UK BUSINESSES AND THE BUDGET: WHAT DOES IT ALL MEAN?
There had been a huge amount of hype in the run up to the Chancellor’s Budget this week, with business owners being very keen to see those contentious business rates being reduced. But what are the salient points to focus on? Nigel Fletcher of our Rating team sheds some light…
Major Government announcements often promise much but, with the devil being in the detail, real benefits can be less than originally thought, and as with most Budgets, the real question is, who exactly benefits from the changes announced?
The crucial point for many revolves around the High Street: the Government has acknowledged the challenges town centres and high streets face from changing consumer behaviour and is taking action to help them to evolve. High street businesses are already benefitting from recent reforms and reductions to business rates announced since Budget 2016 – amounting to more than £12 billion over the next five years.

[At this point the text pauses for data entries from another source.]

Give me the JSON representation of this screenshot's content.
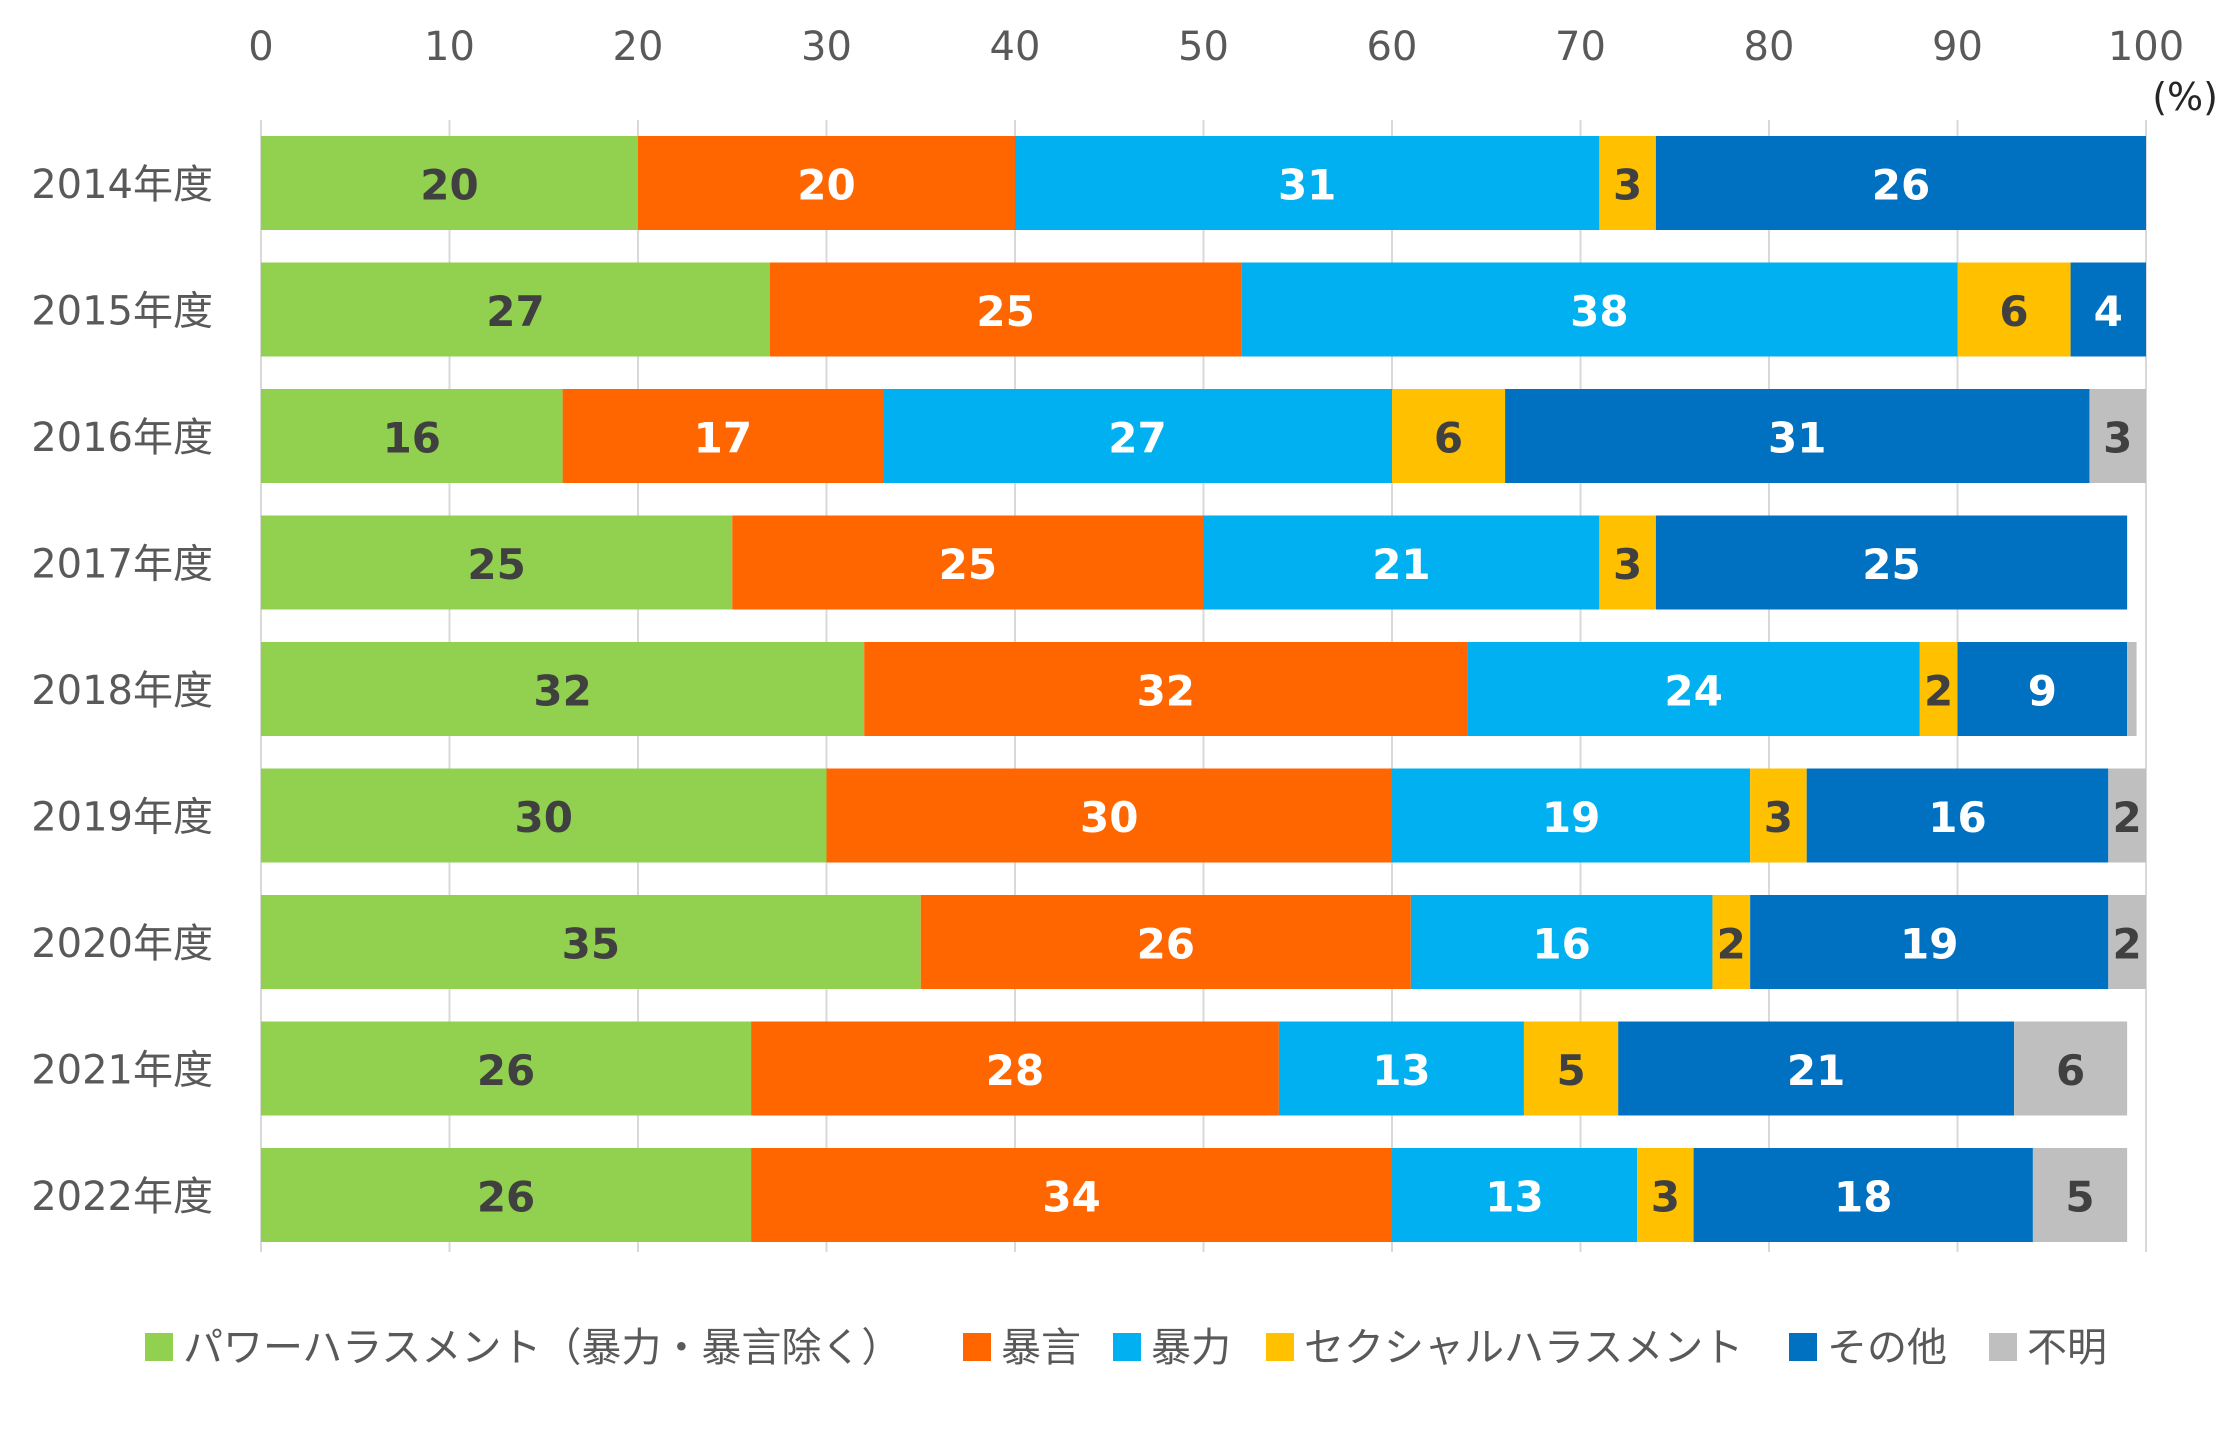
{
  "chart_data": {
    "type": "bar",
    "orientation": "horizontal",
    "stacked": true,
    "title": "",
    "xlabel": "",
    "ylabel": "",
    "unit_label": "(%)",
    "xlim": [
      0,
      100
    ],
    "x_ticks": [
      0,
      10,
      20,
      30,
      40,
      50,
      60,
      70,
      80,
      90,
      100
    ],
    "grid": true,
    "legend_position": "bottom",
    "categories": [
      "2014年度",
      "2015年度",
      "2016年度",
      "2017年度",
      "2018年度",
      "2019年度",
      "2020年度",
      "2021年度",
      "2022年度"
    ],
    "series": [
      {
        "name": "パワーハラスメント（暴力・暴言除く）",
        "color": "#92D050",
        "label_color": "#404040",
        "values": [
          20,
          27,
          16,
          25,
          32,
          30,
          35,
          26,
          26
        ],
        "labels": [
          "20",
          "27",
          "16",
          "25",
          "32",
          "30",
          "35",
          "26",
          "26"
        ]
      },
      {
        "name": "暴言",
        "color": "#FF6600",
        "label_color": "#FFFFFF",
        "values": [
          20,
          25,
          17,
          25,
          32,
          30,
          26,
          28,
          34
        ],
        "labels": [
          "20",
          "25",
          "17",
          "25",
          "32",
          "30",
          "26",
          "28",
          "34"
        ]
      },
      {
        "name": "暴力",
        "color": "#00B0F0",
        "label_color": "#FFFFFF",
        "values": [
          31,
          38,
          27,
          21,
          24,
          19,
          16,
          13,
          13
        ],
        "labels": [
          "31",
          "38",
          "27",
          "21",
          "24",
          "19",
          "16",
          "13",
          "13"
        ]
      },
      {
        "name": "セクシャルハラスメント",
        "color": "#FFC000",
        "label_color": "#404040",
        "values": [
          3,
          6,
          6,
          3,
          2,
          3,
          2,
          5,
          3
        ],
        "labels": [
          "3",
          "6",
          "6",
          "3",
          "2",
          "3",
          "2",
          "5",
          "3"
        ]
      },
      {
        "name": "その他",
        "color": "#0070C0",
        "label_color": "#FFFFFF",
        "values": [
          26,
          4,
          31,
          25,
          9,
          16,
          19,
          21,
          18
        ],
        "labels": [
          "26",
          "4",
          "31",
          "25",
          "9",
          "16",
          "19",
          "21",
          "18"
        ]
      },
      {
        "name": "不明",
        "color": "#BFBFBF",
        "label_color": "#404040",
        "values": [
          0,
          0,
          3,
          0,
          0.5,
          2,
          2,
          6,
          5
        ],
        "labels": [
          "",
          "",
          "3",
          "",
          "",
          "2",
          "2",
          "6",
          "5"
        ]
      }
    ]
  }
}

In his Budget, Hammond announced this was going one step further; in order to provide upfront support through the business rates system, the Government is cutting bills by one-third for retail properties with a Rateable Value below £51,000, a move which will benefit up to 90% of retail properties. This will be implemented for two years from April 2019, subject to state aid limits.
The Rating Surveyors Association has added that it understands that this relief will apply to retail property, as defined previously in the retail relief policy that was brought out a couple of years ago – a broad definition but with some exclusions. Billing Authorities will have some flexibility at the borderline. It will apply to all properties with an RV under £51,000 – ie there is not a single property occupation test such as with SBBR. However, the relief will be subject to State Aid limits.

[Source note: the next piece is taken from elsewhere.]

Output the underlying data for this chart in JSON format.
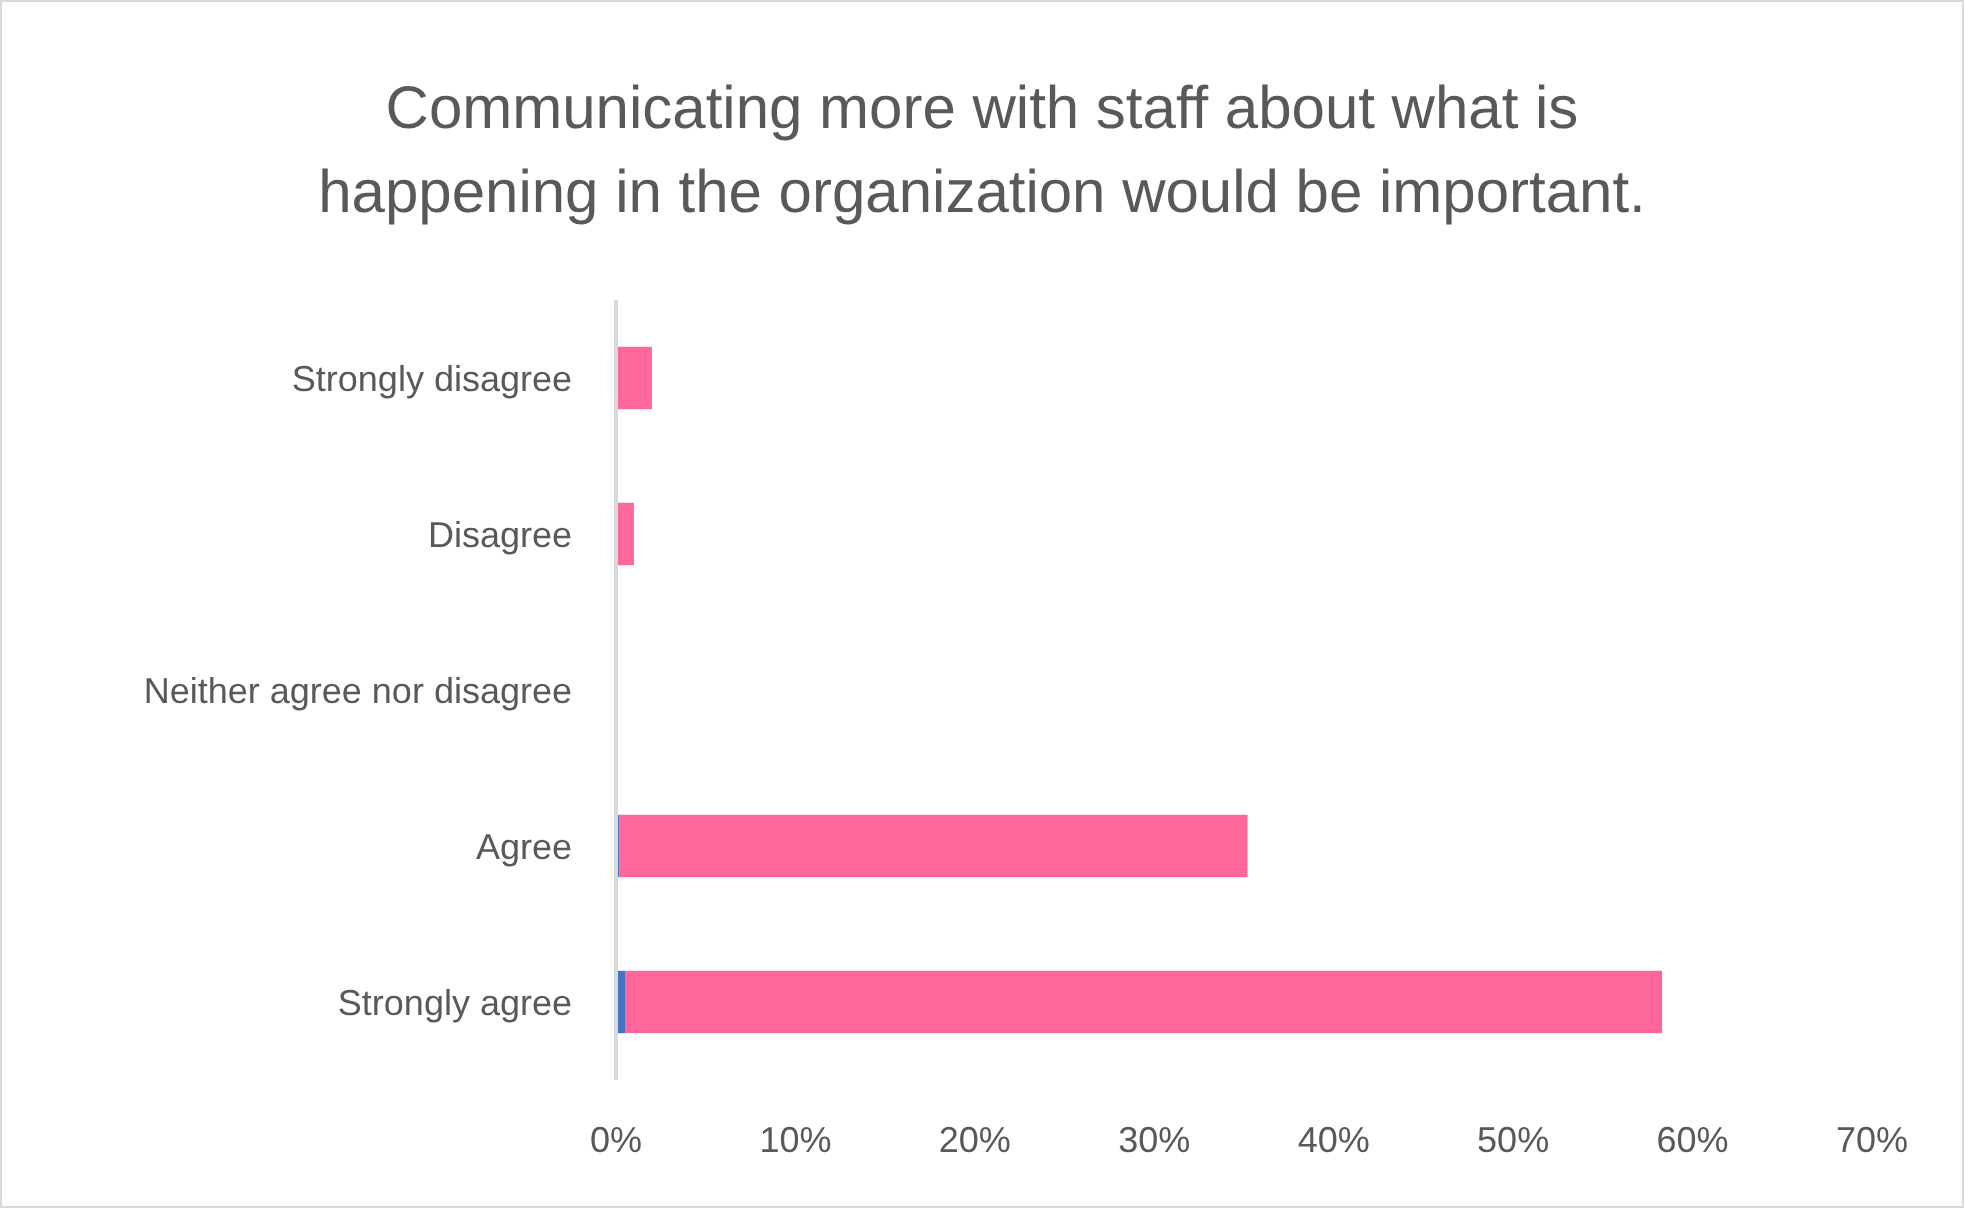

Longer term, there is a plan in place to support a sustainable transformation of high streets, including a £675 million Future High Streets Fund, planning reform, a High Streets Task Force to support local leadership, and funding to strengthen community assets, including the restoration of historic buildings on high streets. At a hyper-local level, West Midlands Mayor Andy Street had already announced plans to invest in the region’s high streets – starting with Bilston, St Thomas Quarter in Dudley, Bordesley Green in Birmingham, St Matthews Quarter in Walsall and West Bromwich.

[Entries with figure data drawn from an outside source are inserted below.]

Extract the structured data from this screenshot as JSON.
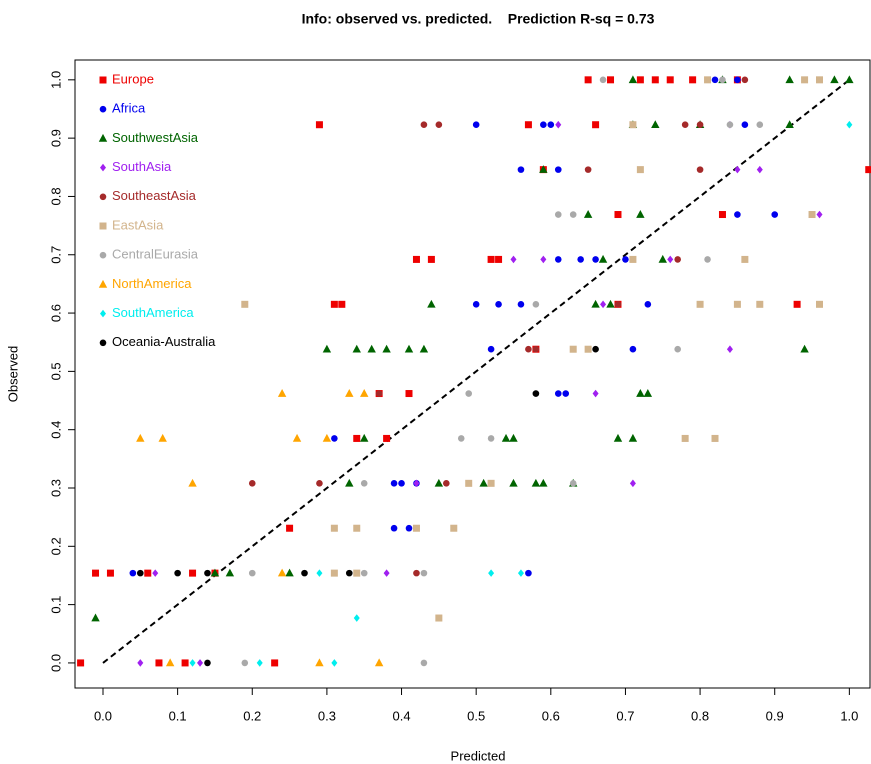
{
  "chart_data": {
    "type": "scatter",
    "title": "Info: observed vs. predicted.    Prediction R-sq = 0.73",
    "x_label": "Predicted",
    "y_label": "Observed",
    "xlim": [
      -0.0375,
      1.029
    ],
    "ylim": [
      -0.043,
      1.034
    ],
    "xticks": [
      {
        "value": 0,
        "label": "0.0"
      },
      0.1,
      0.2,
      0.3,
      0.4,
      0.5,
      0.6,
      0.7,
      0.8,
      0.9,
      {
        "value": 1,
        "label": "1.0"
      }
    ],
    "yticks": [
      {
        "value": 0,
        "label": "0.0"
      },
      0.1,
      0.2,
      0.3,
      0.4,
      0.5,
      0.6,
      0.7,
      0.8,
      0.9,
      {
        "value": 1,
        "label": "1.0"
      }
    ],
    "legend": "top-left",
    "diagonal": {
      "x": [
        0,
        1
      ],
      "y": [
        0,
        1
      ],
      "color": "#000000"
    },
    "series": [
      {
        "name": "Europe",
        "color": "#ee0000",
        "marker": "square",
        "x": [
          -0.03,
          0.075,
          0.11,
          0.23,
          -0.01,
          0.01,
          0.06,
          0.12,
          0.15,
          0.25,
          0.34,
          0.38,
          0.37,
          0.41,
          0.58,
          0.31,
          0.32,
          0.69,
          0.93,
          0.42,
          0.44,
          0.52,
          0.53,
          0.69,
          0.83,
          0.59,
          1.026,
          0.29,
          0.57,
          0.66,
          0.65,
          0.68,
          0.72,
          0.74,
          0.76,
          0.79,
          0.85
        ],
        "y": [
          0,
          0,
          0,
          0,
          0.154,
          0.154,
          0.154,
          0.154,
          0.154,
          0.231,
          0.385,
          0.385,
          0.462,
          0.462,
          0.538,
          0.615,
          0.615,
          0.615,
          0.615,
          0.692,
          0.692,
          0.692,
          0.692,
          0.769,
          0.769,
          0.846,
          0.846,
          0.923,
          0.923,
          0.923,
          1,
          1,
          1,
          1,
          1,
          1,
          1
        ]
      },
      {
        "name": "Africa",
        "color": "#0000ee",
        "marker": "circle",
        "x": [
          0.57,
          0.04,
          0.39,
          0.41,
          0.39,
          0.4,
          0.42,
          0.31,
          0.61,
          0.62,
          0.52,
          0.71,
          0.5,
          0.53,
          0.56,
          0.73,
          0.61,
          0.64,
          0.66,
          0.7,
          0.85,
          0.9,
          0.56,
          0.61,
          0.5,
          0.59,
          0.6,
          0.86,
          0.82,
          0.85
        ],
        "y": [
          0.154,
          0.154,
          0.231,
          0.231,
          0.308,
          0.308,
          0.308,
          0.385,
          0.462,
          0.462,
          0.538,
          0.538,
          0.615,
          0.615,
          0.615,
          0.615,
          0.692,
          0.692,
          0.692,
          0.692,
          0.769,
          0.769,
          0.846,
          0.846,
          0.923,
          0.923,
          0.923,
          0.923,
          1,
          1
        ]
      },
      {
        "name": "SouthwestAsia",
        "color": "#006400",
        "marker": "triangle",
        "x": [
          -0.01,
          0.15,
          0.17,
          0.25,
          0.33,
          0.45,
          0.51,
          0.55,
          0.58,
          0.59,
          0.63,
          0.35,
          0.54,
          0.55,
          0.69,
          0.71,
          0.72,
          0.73,
          0.3,
          0.34,
          0.36,
          0.38,
          0.41,
          0.43,
          0.94,
          0.44,
          0.66,
          0.68,
          0.67,
          0.75,
          0.65,
          0.72,
          0.59,
          0.71,
          0.74,
          0.8,
          0.92,
          0.71,
          0.83,
          0.92,
          0.98,
          1.0
        ],
        "y": [
          0.077,
          0.154,
          0.154,
          0.154,
          0.308,
          0.308,
          0.308,
          0.308,
          0.308,
          0.308,
          0.308,
          0.385,
          0.385,
          0.385,
          0.385,
          0.385,
          0.462,
          0.462,
          0.538,
          0.538,
          0.538,
          0.538,
          0.538,
          0.538,
          0.538,
          0.615,
          0.615,
          0.615,
          0.692,
          0.692,
          0.769,
          0.769,
          0.846,
          0.923,
          0.923,
          0.923,
          0.923,
          1,
          1,
          1,
          1,
          1
        ]
      },
      {
        "name": "SouthAsia",
        "color": "#a020f0",
        "marker": "diamond",
        "x": [
          0.05,
          0.13,
          0.07,
          0.38,
          0.42,
          0.71,
          0.66,
          0.84,
          0.67,
          0.55,
          0.59,
          0.76,
          0.96,
          0.85,
          0.88,
          0.61,
          0.84
        ],
        "y": [
          0,
          0,
          0.154,
          0.154,
          0.308,
          0.308,
          0.462,
          0.538,
          0.615,
          0.692,
          0.692,
          0.692,
          0.769,
          0.846,
          0.846,
          0.923,
          0.923
        ]
      },
      {
        "name": "SoutheastAsia",
        "color": "#a52a2a",
        "marker": "circle",
        "x": [
          0.42,
          0.2,
          0.29,
          0.46,
          0.37,
          0.57,
          0.58,
          0.69,
          0.77,
          0.65,
          0.8,
          0.43,
          0.45,
          0.78,
          0.8,
          0.86
        ],
        "y": [
          0.154,
          0.308,
          0.308,
          0.308,
          0.462,
          0.538,
          0.538,
          0.615,
          0.692,
          0.846,
          0.846,
          0.923,
          0.923,
          0.923,
          0.923,
          1
        ]
      },
      {
        "name": "EastAsia",
        "color": "#d2b48c",
        "marker": "square",
        "x": [
          0.45,
          0.31,
          0.34,
          0.31,
          0.34,
          0.42,
          0.47,
          0.49,
          0.52,
          0.78,
          0.82,
          0.63,
          0.65,
          0.19,
          0.8,
          0.85,
          0.88,
          0.96,
          0.71,
          0.86,
          0.95,
          0.72,
          0.71,
          0.81,
          0.94,
          0.96
        ],
        "y": [
          0.077,
          0.154,
          0.154,
          0.231,
          0.231,
          0.231,
          0.231,
          0.308,
          0.308,
          0.385,
          0.385,
          0.538,
          0.538,
          0.615,
          0.615,
          0.615,
          0.615,
          0.615,
          0.692,
          0.692,
          0.769,
          0.846,
          0.923,
          1,
          1,
          1
        ]
      },
      {
        "name": "CentralEurasia",
        "color": "#a9a9a9",
        "marker": "circle",
        "x": [
          0.19,
          0.43,
          0.2,
          0.35,
          0.43,
          0.35,
          0.63,
          0.48,
          0.52,
          0.49,
          0.58,
          0.77,
          0.58,
          0.81,
          0.61,
          0.63,
          0.84,
          0.88,
          0.67,
          0.83
        ],
        "y": [
          0,
          0,
          0.154,
          0.154,
          0.154,
          0.308,
          0.308,
          0.385,
          0.385,
          0.462,
          0.462,
          0.538,
          0.615,
          0.692,
          0.769,
          0.769,
          0.923,
          0.923,
          1,
          1
        ]
      },
      {
        "name": "NorthAmerica",
        "color": "#ffa500",
        "marker": "triangle",
        "x": [
          0.09,
          0.29,
          0.37,
          0.24,
          0.12,
          0.05,
          0.08,
          0.26,
          0.3,
          0.24,
          0.33,
          0.35
        ],
        "y": [
          0,
          0,
          0,
          0.154,
          0.308,
          0.385,
          0.385,
          0.385,
          0.385,
          0.462,
          0.462,
          0.462
        ]
      },
      {
        "name": "SouthAmerica",
        "color": "#00eeee",
        "marker": "diamond",
        "x": [
          0.12,
          0.21,
          0.31,
          0.34,
          0.29,
          0.52,
          0.56,
          1.0
        ],
        "y": [
          0,
          0,
          0,
          0.077,
          0.154,
          0.154,
          0.154,
          0.923
        ]
      },
      {
        "name": "Oceania-Australia",
        "color": "#000000",
        "marker": "circle",
        "x": [
          0.14,
          0.05,
          0.1,
          0.14,
          0.27,
          0.33,
          0.58,
          0.66
        ],
        "y": [
          0,
          0.154,
          0.154,
          0.154,
          0.154,
          0.154,
          0.462,
          0.538
        ]
      }
    ]
  }
}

The Government has also introduced 100% business rates public lavatories relief in order to help keep local amenities open – though the RSA has since advised that this applies to standalone WCs only – not those found in shopping centres.
Local authorities are to be fully compensated for the loss of income as a result of these newly introduced business rates measures, but what about those businesses who fall just outside the £51,000 RV threshold?
There will be a significant number of business with current Rateable Values just exceeding that magic number who will now be ‘appealing’ under the still-clunky ‘Check, Challenge, Appeal’ system seeking a reduction.
This new ‘appeal’ system is proving slow and cumbersome, and even those ratepayers who do achieve a successful outcome to CCA and manage to reduce their Rateable Value to below £51,000 may find to their frustration that they still have to wait many months before they benefit from the Chancellor’s changes.